DER TÖDLICHE SCHWARM
(THE SWARM, USA, 1978, Regie: Irwin Allen)
In einer Raketenbasis in Texas kommt es zu einem tödlichen Zwischenfall. Eine ganze Crew wird von hochgiftigen Afrikanischen Bienen getötet. Das Militär versucht den Zwischenfall herunterzuspielen, doch Insektenforscher Brad Crane macht General Thompson und Major General Thalius Slater die Situation klar, während draußen die Bienen bereits ihre nächsten Opfer finden. Die Angriffe werden immer heftiger, während man fieberhaft nach einer Lösung sucht, die auch Dr. Walter Krim auf den Plan ruft, der an einen Impfstopff arbeitet.
DER TÖDLICHE SCHWARM ist quasi die Kino-Antwort zu Bruce Gellers TV-Tierhorrorfilm MÖRDERBIENEN GREIFEN AN (1976). Doch im Gegensatz zu den überschaubaren Mitteln, die Geller zur Verfügung hatte, durfte sich Irwin Allen (UNTERNEHMEN FEUERGÜRTEL, 1961) ganz anders austoben. Vor allem die Auswahl der Darsteller ist nahezu erschlagend. Michael Caine, Richard Widmark, Richard Chamberlain, Ben Johnson, Lee Grant, José Ferrer, Henry Fonda, Cameron Mitchell, Bradfort Dillman und Katherine Ross tummeln sich hier und gehen leider allesamt ziemlich unter, und das soll schon was heißen. Nicht, dass hier jemand schlecht spielen würde, aber es scheint, als hätten sich alle gegenseitig die Lust und Laune abgesaugt. Steif, lustlos, sonderbar.
Bedenkt man aber die wissenschaftlichen oder militärischen Figuren, die sie verkörpern und die Katastrophensituation, in der man sich befindet, macht zumindest die Steifheit irgendwie Sinn. Sehr gelungen ist hingegen die beklemmende Atmosphäre in der Militärbasis, die manchmal auch an Filme wie ANDROMEDA (1971) und PHASE IV (1974) erinnert. Visuell ist DER TÖDLICHE SCHWARM ein Gedicht, und vor allem die Bienenschwärme und ihre Attacken sind hervorragend gemacht. Dazu kamen teilweise auch echte Bienen zum Einsatz, die geschickt mit Trickaufnahmen kombiniert wurden. Man bekommt einige Angriffe zu sehen und es kommt zu vielen Toten. In dem Punkt liefert Allens Film weitaus mehr Schauwerte als MÖRDERBIENEN GREIFEN AN.

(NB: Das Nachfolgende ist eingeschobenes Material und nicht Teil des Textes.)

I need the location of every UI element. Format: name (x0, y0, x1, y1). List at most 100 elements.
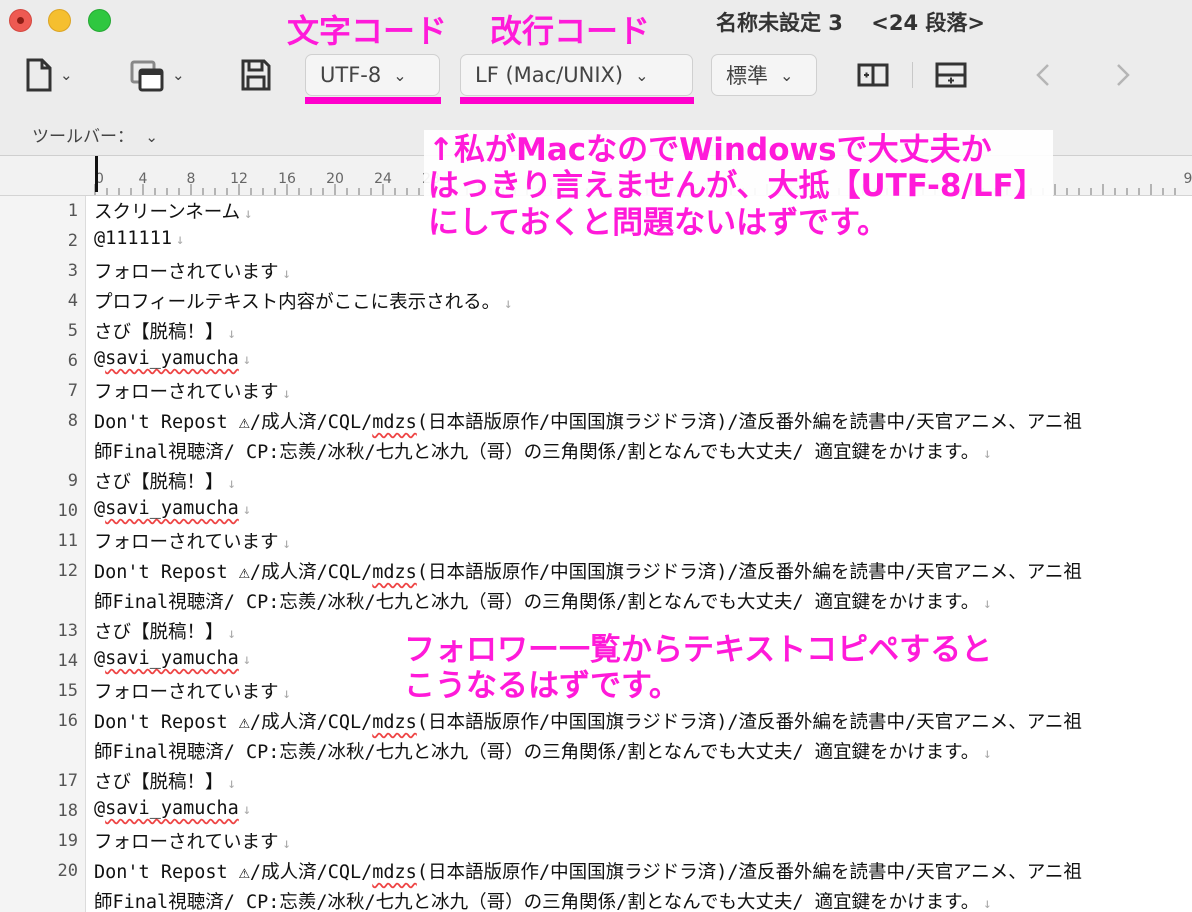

Doch zwischen dem Bienenhorror liegen zahlreiche Durststrecken, die DER TÖDLICHE SCHWARM immer wieder ausbremsen und unnötig in die Länge ziehen. Vor allem die Langfassung mit über 150 Minuten ist einfach zu ausgedehnt. Zwar liefert man einige Idee zur Bekämpfung und spricht auch davon, wie es wäre, wenn es gar keine Bienen mehr geben würde, was den Film aktueller denn je macht, aber die Spannung bleibt größtenteils fern. Erstaunlich unauffällig ist auch Jerry Goldsmiths Score, der ein Jahr vorher noch pompös DAS OMEN veredelte.
Trotz großer Namen, großer Bilder, toller Effekte ist DER TÖDLICHE SCHWARM viel zu trocken und zu lang, um mich bei Laune halten zu können.